In a prevention of future deaths report released last year, Barlow called on the government to take bolder action on toxic air pollution by setting stricter targets for particulate matter. “The national limits for particulate matter are set at a level far higher than the WHO guidelines,” he said.

Accepting the findings, the government then announced a raft of measures to try and improve air quality, including an additional £6m for the Air Quality Grant scheme, action to increase public awareness about air pollution, and the consideration of a new national SMS alert system to highlight when air quality reached dangerous levels.

Today’s announcement expands on those commitments and also includes support for innovative local schemes to boost the use of green transport, increase monitoring of fine particulate matter, and improve awareness of the risks of poor air quality around schools and in care homes.

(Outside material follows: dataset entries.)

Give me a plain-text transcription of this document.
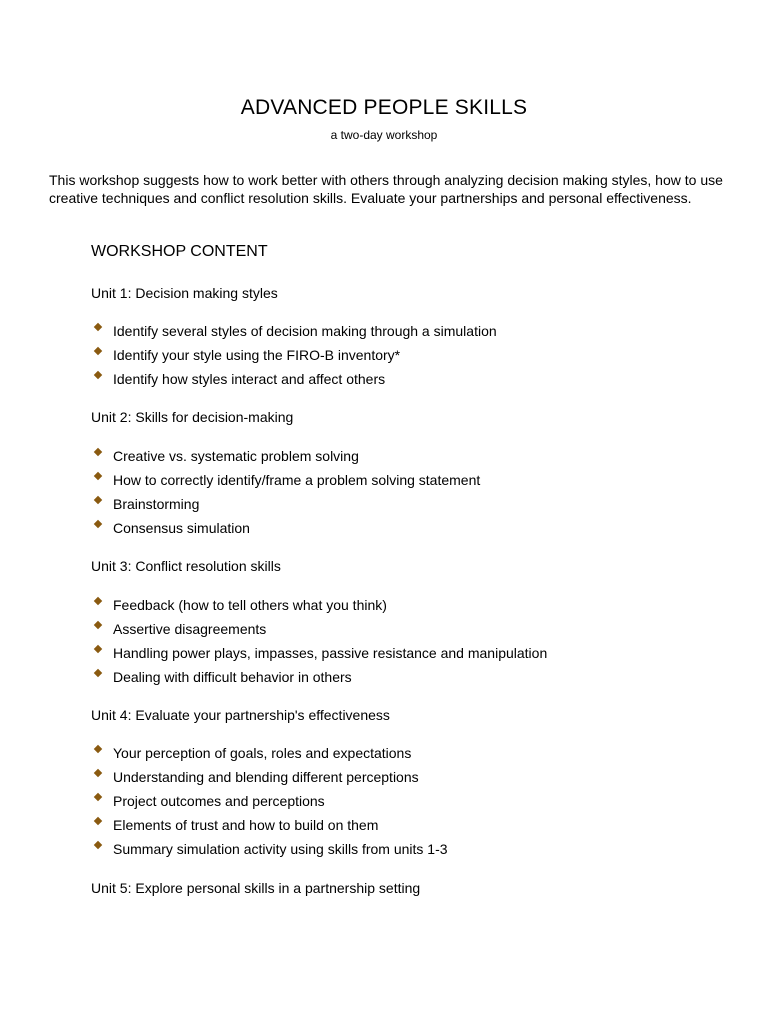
ADVANCED PEOPLE SKILLS
a two-day workshop
This workshop suggests how to work better with others through analyzing decision making styles, how to use creative techniques and conflict resolution skills. Evaluate your partnerships and personal effectiveness.
WORKSHOP CONTENT
Unit 1: Decision making styles
Identify several styles of decision making through a simulation
Identify your style using the FIRO-B inventory*
Identify how styles interact and affect others
Unit 2: Skills for decision-making
Creative vs. systematic problem solving
How to correctly identify/frame a problem solving statement
Brainstorming
Consensus simulation
Unit 3: Conflict resolution skills
Feedback (how to tell others what you think)
Assertive disagreements
Handling power plays, impasses, passive resistance and manipulation
Dealing with difficult behavior in others
Unit 4: Evaluate your partnership's effectiveness
Your perception of goals, roles and expectations
Understanding and blending different perceptions
Project outcomes and perceptions
Elements of trust and how to build on them
Summary simulation activity using skills from units 1-3
Unit 5: Explore personal skills in a partnership setting
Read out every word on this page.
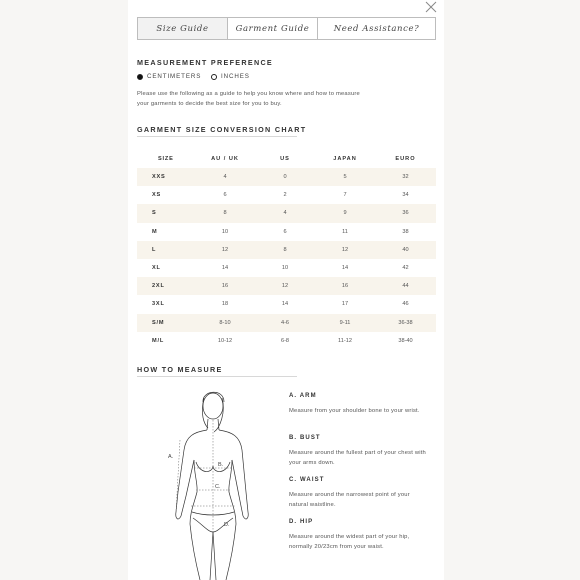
Size Guide	Garment Guide	Need Assistance?
MEASUREMENT PREFERENCE
CENTIMETERS	INCHES
Please use the following as a guide to help you know where and how to measure your garments to decide the best size for you to buy.
GARMENT SIZE CONVERSION CHART
SIZE	AU / UK	US	JAPAN	EURO
XXS	4	0	5	32
XS	6	2	7	34
S	8	4	9	36
M	10	6	11	38
L	12	8	12	40
XL	14	10	14	42
2XL	16	12	16	44
3XL	18	14	17	46
S/M	8-10	4-6	9-11	36-38
M/L	10-12	6-8	11-12	38-40
HOW TO MEASURE
A.
B.
C.
D.
A. ARM
Measure from your shoulder bone to your wrist.
B. BUST
Measure around the fullest part of your chest with your arms down.
C. WAIST
Measure around the narrowest point of your natural waistline.
D. HIP
Measure around the widest part of your hip, normally 20/23cm from your waist.
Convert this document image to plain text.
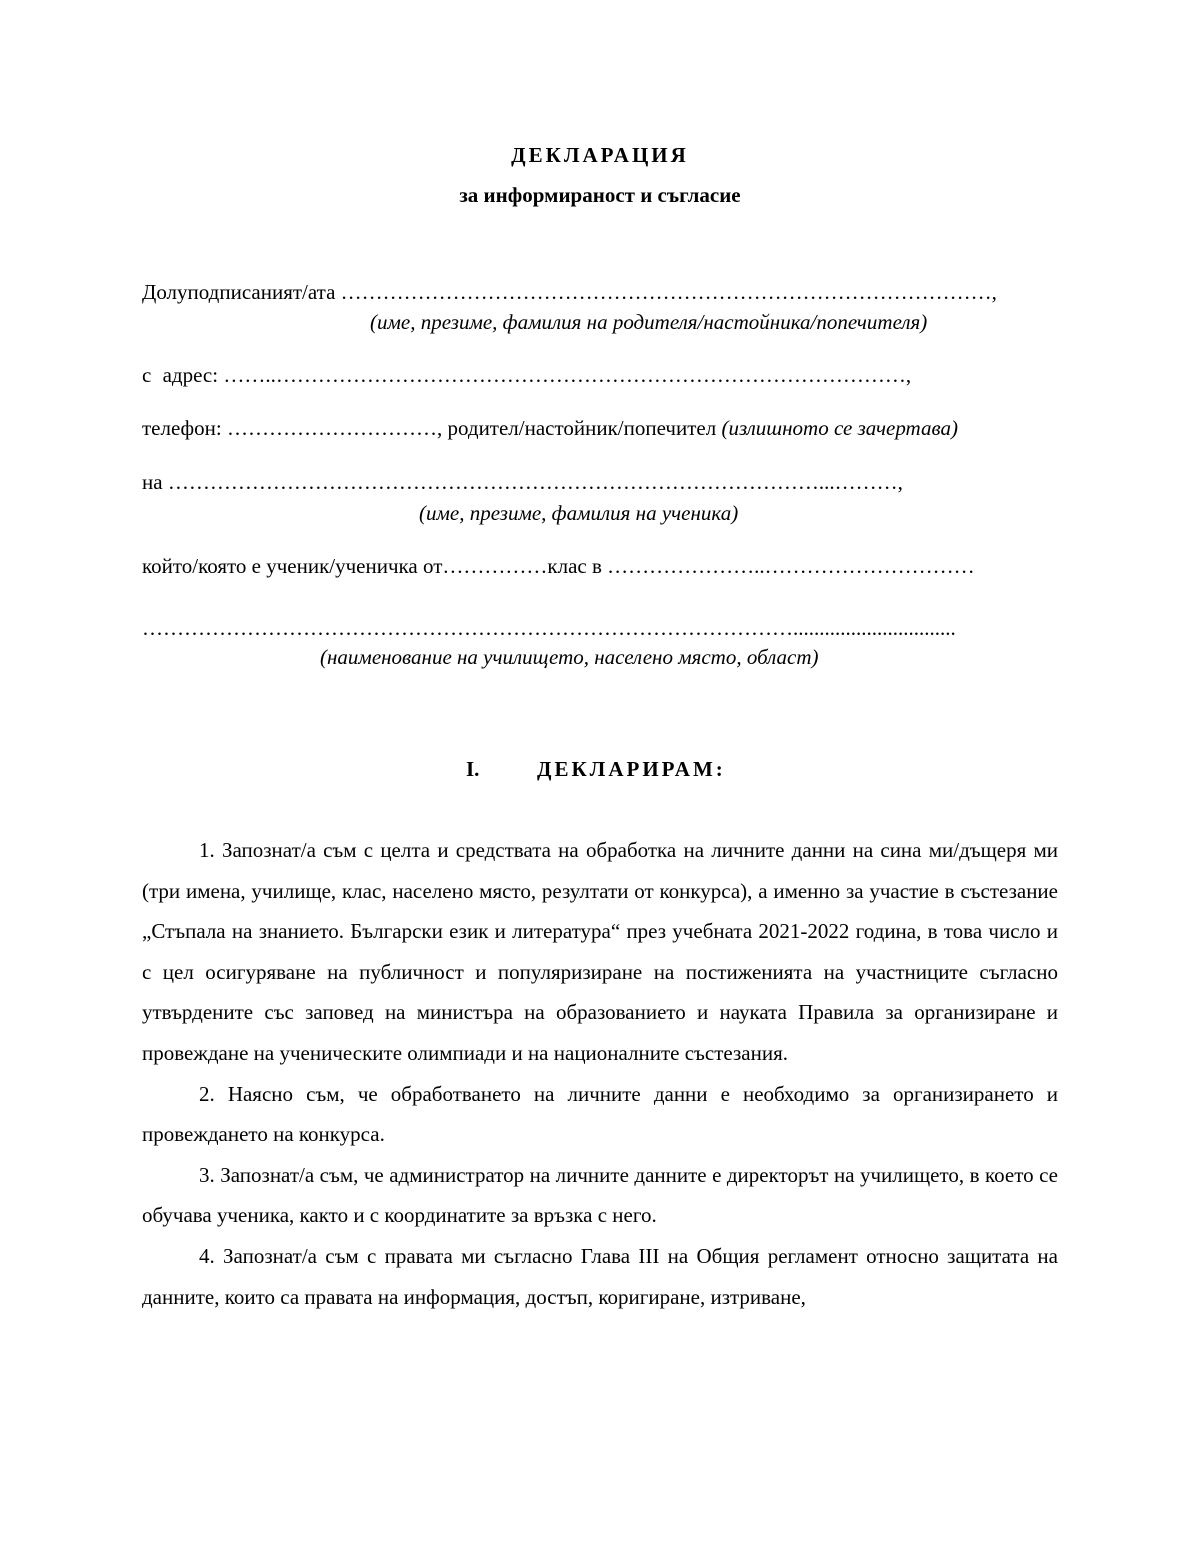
ДЕКЛАРАЦИЯ
за информираност и съгласие
Долуподписаният/ата …………………………………………………………………………………,
(име, презиме, фамилия на родителя/настойника/попечителя)
с адрес: ……..………………………………………………………………………………,
телефон: …………………………, родител/настойник/попечител (излишното се зачертава)
на …………………………………………………………………………………...………,
(име, презиме, фамилия на ученика)
който/която е ученик/ученичка от……………клас в …………………..…………………………
…………………………………………………………………………………...............................
(наименование на училището, населено място, област)
I.	ДЕКЛАРИРАМ:

1. Запознат/а съм с целта и средствата на обработка на личните данни на сина ми/дъщеря ми (три имена, училище, клас, населено място, резултати от конкурса), а именно за участие в състезание „Стъпала на знанието. Български език и литература“ през учебната 2021-2022 година, в това число и с цел осигуряване на публичност и популяризиране на постиженията на участниците съгласно утвърдените със заповед на министъра на образованието и науката Правила за организиране и провеждане на ученическите олимпиади и на националните състезания.

2. Наясно съм, че обработването на личните данни е необходимо за организирането и провеждането на конкурса.

3. Запознат/а съм, че администратор на личните данните е директорът на училището, в което се обучава ученика, както и с координатите за връзка с него.

4. Запознат/а съм с правата ми съгласно Глава III на Общия регламент относно защитата на данните, които са правата на информация, достъп, коригиране, изтриване,
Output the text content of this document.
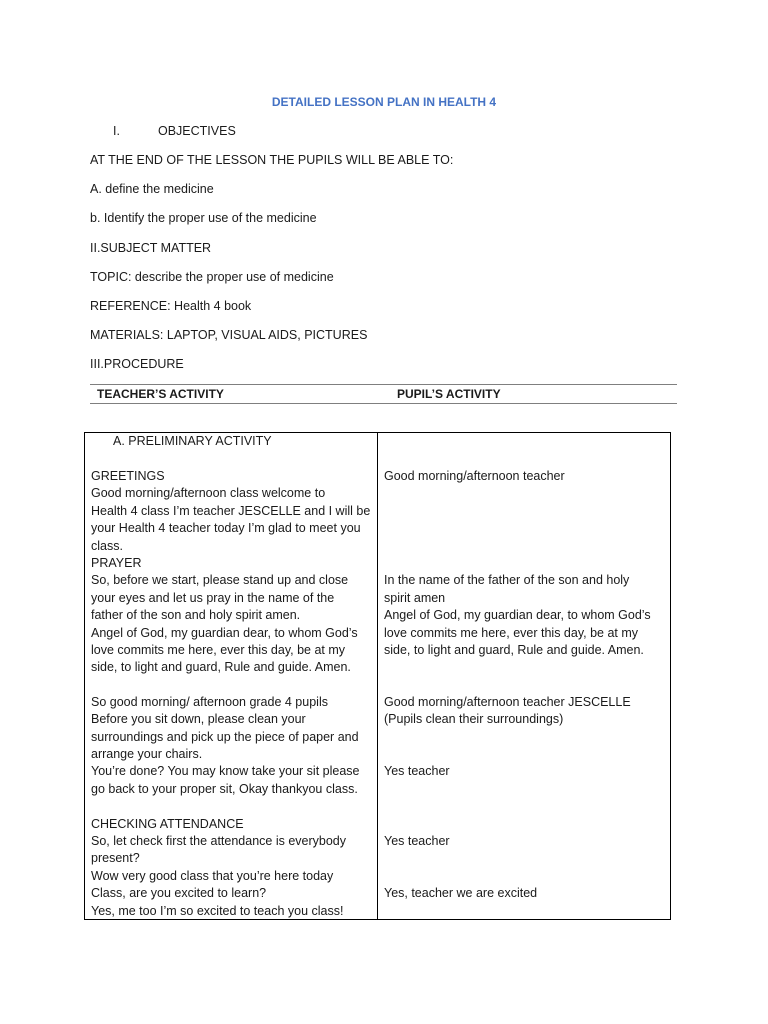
DETAILED LESSON PLAN IN HEALTH 4
I.	OBJECTIVES
AT THE END OF THE LESSON THE PUPILS WILL BE ABLE TO:
A. define the medicine
b. Identify the proper use of the medicine
II.SUBJECT MATTER
TOPIC: describe the proper use of medicine
REFERENCE: Health 4 book
MATERIALS: LAPTOP, VISUAL AIDS, PICTURES
III.PROCEDURE
TEACHER’S ACTIVITY	PUPIL’S ACTIVITY
A. PRELIMINARY ACTIVITY
GREETINGS
Good morning/afternoon class welcome to
Health 4 class I’m teacher JESCELLE and I will be
your Health 4 teacher today I’m glad to meet you
class.
PRAYER
So, before we start, please stand up and close
your eyes and let us pray in the name of the
father of the son and holy spirit amen.
Angel of God, my guardian dear, to whom God’s
love commits me here, ever this day, be at my
side, to light and guard, Rule and guide. Amen.
So good morning/ afternoon grade 4 pupils
Before you sit down, please clean your
surroundings and pick up the piece of paper and
arrange your chairs.
You’re done? You may know take your sit please
go back to your proper sit, Okay thankyou class.
CHECKING ATTENDANCE
So, let check first the attendance is everybody
present?
Wow very good class that you’re here today
Class, are you excited to learn?
Yes, me too I’m so excited to teach you class!
Good morning/afternoon teacher
In the name of the father of the son and holy
spirit amen
Angel of God, my guardian dear, to whom God’s
love commits me here, ever this day, be at my
side, to light and guard, Rule and guide. Amen.
Good morning/afternoon teacher JESCELLE
(Pupils clean their surroundings)
Yes teacher
Yes teacher
Yes, teacher we are excited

Environment Minister Jo Churchill said: “Air pollution is the single biggest environmental risk to public health. It has reduced significantly since 2010, but we know there is more to do, which is why we have doubled the amount of funding awarded this year to help local authorities take vital action.

“Local authorities are best placed to find solutions to the issues they face in their areas, and we will continue to work closely with them and offer support to help deliver real change in cleaning up our air.” 

The new funding will also contribute towards meeting the objectives of Defra’s 2019 Clean Air Strategy, which the government said has been praised by the World Health Organisation as “an example for the rest of the world to follow”. However, environmental campaigners maintain the strategy is not sufficiently ambitious and should require more urban areas to introduce Clean Air Zones.